The figure of Santa Claus dates back to a 3rd century Greek monk known as St. Nicholas. He became the patron saint of children and is said to bring gifts to children on his saint's day, which falls on December 6.
The historical figure of St. Nicholas does not resemble Santa Claus. He is usually depicted as a tall, thin man in long robes. St. Nicholas earned his sainthood through refusing to renounce Christianity, his charity, and the miracles he supposedly performed. He became a very popular saint, presiding over the well-being of sailors and children. Traditionally, he brought gifts on December 6. However, after the protestant reformation, some regions began to exchange gifts on Christmas, telling their children that the gifts came from the Christ child. The practice of exchanging gifts on Christmas slowly spread throughout Europe.

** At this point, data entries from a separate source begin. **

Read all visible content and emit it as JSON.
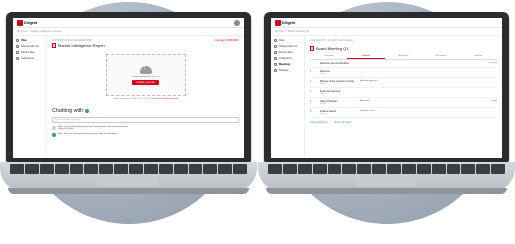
{
  "left": {
    "logo": "Diligent",
    "breadcrumb": "My Docs  >  Supplier Intelligence Report",
    "sidebar": [
      "Files",
      "Shared with me",
      "Recent files",
      "Collections"
    ],
    "sidebar_active_index": 0,
    "doc_meta": "SUPPLIER INTELLIGENCE REPORT",
    "doc_title": "Market Intelligence Report",
    "meta_right": "Due date: 06/08/2025",
    "upload_text": "Drag and drop files here, or",
    "upload_button": "Upload a new file",
    "upload_note": "Supported formats: PDF, DOCX, XLSX",
    "upload_note_link": "Learn more about uploading",
    "chat_title": "Chatting with",
    "chat_placeholder": "Ask Diligent AI a question",
    "messages": [
      {
        "text": "Make a list of all the key points from the document and summarize them",
        "time": "Today at 9:04 AM"
      },
      {
        "text": "Sure, here is a summary of the key points from the document",
        "time": ""
      }
    ]
  },
  "right": {
    "logo": "Diligent",
    "breadcrumb": "My Docs  >  Board Meeting Q3",
    "sidebar": [
      "Files",
      "Shared with me",
      "Recent files",
      "Collections",
      "Meetings",
      "Settings"
    ],
    "sidebar_active_index": 4,
    "doc_meta": "AGENDA FOR  ·  Q3 2025 board meeting",
    "doc_title": "Board Meeting Q3",
    "tabs": [
      "Overview",
      "Agenda",
      "Attendees",
      "Documents",
      "Minutes"
    ],
    "active_tab": 1,
    "rows": [
      {
        "num": "",
        "title": "Welcome and introductions",
        "sub": "",
        "status": "",
        "tag": "Complete"
      },
      {
        "num": "1",
        "title": "Welcome",
        "sub": "5 min",
        "status": "",
        "tag": ""
      },
      {
        "num": "2",
        "title": "Minutes of the previous meeting",
        "sub": "10 min",
        "status": "Awaiting approval",
        "tag": ""
      },
      {
        "num": "3",
        "title": "Financial Overview",
        "sub": "20 min",
        "status": "",
        "tag": ""
      },
      {
        "num": "4",
        "title": "Sales 20 Report",
        "sub": "15 min",
        "status": "Approved",
        "tag": "Ready"
      },
      {
        "num": "5",
        "title": "Finance Report",
        "sub": "10 min",
        "status": "Pending review",
        "tag": ""
      }
    ],
    "actions": [
      "Add agenda item",
      "Share with team"
    ]
  }
}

The name "Santa Claus" comes from "Sinterklaas," a Dutch nickname for St. Nicholas. When Dutch immigrants came to America, they brought their traditions with them, and Sinterklaas slowly morphed into the modern Santa Claus.
Much of the modern mythology around Santa Claus stems from 19th century American stories and poems, such as "The Night Before Christmas." These depictions also became popular in Europe.
In many European cultures, Saint Nicholas does not travel alone. In most of Germany, he has an assistant named Knecht Ruprecht, a sooty figure who carries the gifts for good children and beats naughty children with a rod. In the Netherlands, a similar figure goes by Zwarte Piet. In Austria and Southern Germany, he has a terrifying assistant called Krampus, a devil-like creature.